Premature end of response header, and 503 service errors (maybe related, maybe not)

fantasydreaming

Well-Known Member
#1
I'm getting tons of these, and I can't figure out why. Several per second when it's happening, which isn't always.

2006-12-07 20:19:27.370 [NOTICE] [136.182.158.153:61844-0#ap] Premature end of response header.
2006-12-07 20:19:27.709 [NOTICE] [24.171.94.109:2024-0#ap] Premature end of response header.
2006-12-07 20:19:27.822 [NOTICE] [69.246.14.128:2349-0#ap] Premature end of response header.

Also, when my rails application attempts to send a 404 header, litespeed sends a 503 header and doesn't log anything about why to it's stderr or error logfiles.
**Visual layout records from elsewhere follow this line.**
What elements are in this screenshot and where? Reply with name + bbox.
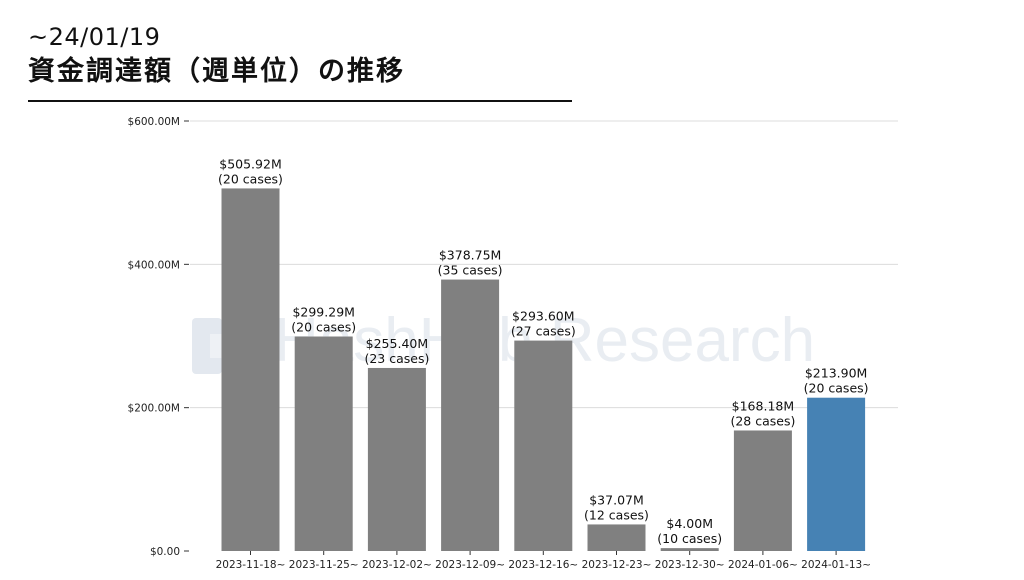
bar [733, 430, 792, 551]
bar [441, 279, 500, 551]
bar-case-label: (28 cases) [730, 413, 795, 428]
x-tick-label: 2023-12-02~ [362, 559, 432, 571]
x-tick-label: 2024-01-13~ [801, 559, 871, 571]
x-tick-label: 2023-12-30~ [655, 559, 725, 571]
page-title: 資金調達額（週単位）の推移 [28, 56, 405, 87]
x-tick-label: 2023-12-16~ [508, 559, 578, 571]
bar [587, 524, 646, 551]
bar-case-label: (20 cases) [291, 320, 356, 335]
bar-case-label: (27 cases) [511, 324, 576, 339]
bar-case-label: (20 cases) [804, 381, 869, 396]
bar-value-label: $4.00M [666, 516, 713, 531]
x-tick-label: 2023-11-25~ [289, 559, 359, 571]
bar-value-label: $378.75M [439, 248, 501, 263]
bar-value-label: $293.60M [512, 309, 574, 324]
bar [294, 336, 353, 551]
y-tick-label: $0.00 [150, 546, 180, 558]
bar [660, 548, 719, 551]
y-tick-label: $400.00M [128, 259, 180, 271]
date-range-label: ~24/01/19 [28, 23, 161, 51]
y-tick-label: $600.00M [128, 116, 180, 128]
bar-value-label: $255.40M [366, 336, 428, 351]
x-tick-label: 2023-11-18~ [216, 559, 286, 571]
y-tick-label: $200.00M [128, 403, 180, 415]
bar-case-label: (12 cases) [584, 507, 649, 522]
bar [221, 188, 280, 551]
bar [807, 397, 866, 551]
bar [367, 367, 426, 551]
x-tick-label: 2023-12-09~ [435, 559, 505, 571]
x-tick-label: 2023-12-23~ [582, 559, 652, 571]
bar-case-label: (23 cases) [364, 351, 429, 366]
title-underline [28, 100, 572, 102]
bar-case-label: (20 cases) [218, 171, 283, 186]
x-tick-label: 2024-01-06~ [728, 559, 798, 571]
bar [514, 340, 573, 551]
header: ~24/01/19 資金調達額（週単位）の推移 [28, 22, 405, 90]
bar-case-label: (35 cases) [438, 263, 503, 278]
bar-case-label: (10 cases) [657, 531, 722, 546]
bar-value-label: $505.92M [219, 156, 281, 171]
bar-value-label: $37.07M [589, 492, 644, 507]
bar-value-label: $299.29M [292, 305, 354, 320]
bar-value-label: $213.90M [805, 366, 867, 381]
bar-value-label: $168.18M [732, 398, 794, 413]
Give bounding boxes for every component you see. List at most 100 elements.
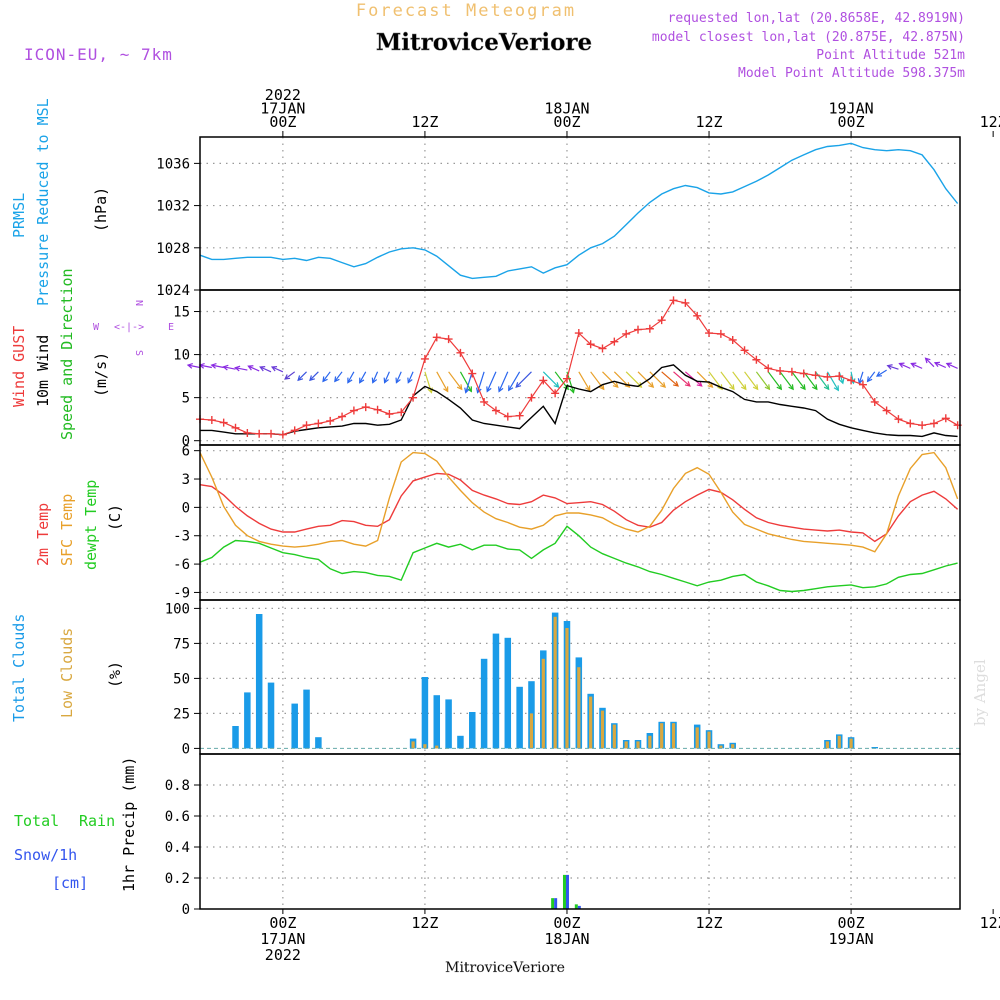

The logfile shows that a 200 response was sent - wierd!
67.171.73.40 - - [08/Dec/2006:11:07:26 -0600] "GET /asdfasdf2 HTTP/1.1" 200 - "-" "Mozilla/5.0 (Macintosh; U; PPC Mac OS X Mach-O; en-US; rv:1.8.0.4) Gecko/20060613 Camino/1.0.2"

Curl shows the 503 header
everybean:~/ap inspire$ curl --head http://allpoetry.com/asdfasdf2
HTTP/1.1 503 Service Unavailable
Server: LiteSpeed
Date: Fri, 08 Dec 2006 17:08:06 GMT
Connection: close

Lightppd at the localhost (sorry, rails' default), shows the proper header
everybean:~/ap inspire$ curl --head http://localhost:3000/asdfasdf2
HTTP/1.1 404 Not Found
Connection: close
Date: Fri, 08 Dec 2006 17:07:36 GMT
Content-Type: text/html; charset=iso-8859-1
Set-Cookie: _session_id=blah; path=/; expires=Fri, 05 Jan 2007 16:29:51 GMT
Cache-Control: no-cache
Expires: -1
Server: lighttpd/1.3.13

No core files, running 2.2.5 std, though the same happens on my other server running 2.2.6

Thanks for any help!
 

fantasydreaming

Well-Known Member
#2
While testing the 404 -> 503 problems, no "premature response" messages were generated in the log, so likely they're different problems, but you never know.
 

mistwang

LiteSpeed Staff
#3
Premature end of response header probably is caused by crashed ruby process, which did not send back the response header or just half of it.
For 404 -> 503 problem, I don't know why it happens, maybe something wrong with that the way a routing error was handled in your application. Create a test Rails application and give it try.
 

fantasydreaming

Well-Known Member
#4
1) Shouldn't crashed ruby processes show up in the error log?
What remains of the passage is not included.